Translation guide
Refers to the wing of a chicken, especially as food. In Japanese, the term can refer to the whole wing or specific parts, with different names for the drumette, flat, and tip.
To refer to chicken wings as a dish or ingredient, without specifying the part.
The most common term for chicken wings in Japanese cuisine. Technically refers to the wing tip (the part with little meat), but often used broadly for the whole wing in casual contexts, especially for fried chicken wings (tebasaki karaage).
手羽先の唐揚げが大好きです。
I love fried chicken wings.
Literally 'chicken wing', a more general term that can refer to the whole wing. Used in cooking contexts.
鶏の手羽は煮込み料理に適しています。
Chicken wings are suitable for stewed dishes.

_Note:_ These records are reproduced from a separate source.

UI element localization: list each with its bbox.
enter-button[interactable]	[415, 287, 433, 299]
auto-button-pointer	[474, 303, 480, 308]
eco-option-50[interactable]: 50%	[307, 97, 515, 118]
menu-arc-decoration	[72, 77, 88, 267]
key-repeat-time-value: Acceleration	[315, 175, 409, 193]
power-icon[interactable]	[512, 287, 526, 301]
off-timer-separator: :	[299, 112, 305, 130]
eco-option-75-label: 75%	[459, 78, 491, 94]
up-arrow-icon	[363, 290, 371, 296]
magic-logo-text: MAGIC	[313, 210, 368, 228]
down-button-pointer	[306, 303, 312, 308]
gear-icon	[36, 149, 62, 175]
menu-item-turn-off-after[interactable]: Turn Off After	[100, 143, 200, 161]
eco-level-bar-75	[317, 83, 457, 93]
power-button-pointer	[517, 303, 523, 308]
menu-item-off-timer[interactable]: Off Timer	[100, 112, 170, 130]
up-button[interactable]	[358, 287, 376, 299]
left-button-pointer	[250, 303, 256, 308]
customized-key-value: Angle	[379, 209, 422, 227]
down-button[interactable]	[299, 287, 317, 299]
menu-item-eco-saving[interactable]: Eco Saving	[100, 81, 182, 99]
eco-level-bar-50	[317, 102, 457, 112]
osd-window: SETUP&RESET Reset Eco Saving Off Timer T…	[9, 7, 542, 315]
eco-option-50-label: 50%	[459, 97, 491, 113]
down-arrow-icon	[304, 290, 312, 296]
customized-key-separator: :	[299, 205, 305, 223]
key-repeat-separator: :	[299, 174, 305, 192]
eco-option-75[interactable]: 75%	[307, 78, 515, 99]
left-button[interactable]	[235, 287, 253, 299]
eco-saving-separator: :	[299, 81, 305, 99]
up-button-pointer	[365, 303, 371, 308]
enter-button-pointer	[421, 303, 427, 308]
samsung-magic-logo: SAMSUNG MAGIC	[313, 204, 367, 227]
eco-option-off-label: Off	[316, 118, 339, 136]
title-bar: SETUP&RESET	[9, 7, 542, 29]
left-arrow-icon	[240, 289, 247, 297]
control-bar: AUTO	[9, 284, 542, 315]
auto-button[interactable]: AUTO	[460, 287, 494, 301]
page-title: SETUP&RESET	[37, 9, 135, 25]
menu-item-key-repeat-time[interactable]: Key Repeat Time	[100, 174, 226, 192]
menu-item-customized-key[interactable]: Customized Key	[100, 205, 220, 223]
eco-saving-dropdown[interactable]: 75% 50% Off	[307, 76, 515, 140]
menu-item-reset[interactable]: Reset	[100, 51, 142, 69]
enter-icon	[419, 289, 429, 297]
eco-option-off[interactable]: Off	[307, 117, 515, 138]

Short for 'chicken wing', commonly used in recipes and product names. Can be ambiguous without context, but usually understood as chicken wing.
手羽のグリルを作りましょう。
Let's make grilled chicken wings.
To refer specifically to the wing tip, the part with little meat, often used for stocks or fried as a snack.
Strictly speaking, this is the wing tip. In many regions, especially Nagoya, 'tebasaki' refers to the whole wing prepared in a specific way, but anatomically it's the tip.
手羽先はスープの出汁に使います。
I use wing tips for soup stock.
To refer to the drumette, the part that looks like a small drumstick.
The drumette, the thickest part of the wing. Often used in stews, soups, or grilled.
手羽元を甘辛く煮ました。
I simmered the drumettes in a sweet and savory sauce.
To refer to the flat, the middle part of the wing.
The flat or wingette, the middle section with two parallel bones. Commonly used for frying or grilling.
手羽中は骨が二本あります。
The flat has two bones.
These terms refer to different parts of the chicken wing: 手羽先 (tebasaki) is the tip, 手羽中 (tebanaka) is the flat, and 手羽元 (tebamoto) is the drumette. However, in casual use, 手羽先 often refers to the whole wing, especially in the context of Nagoya-style fried chicken. When precision is needed, use the specific terms.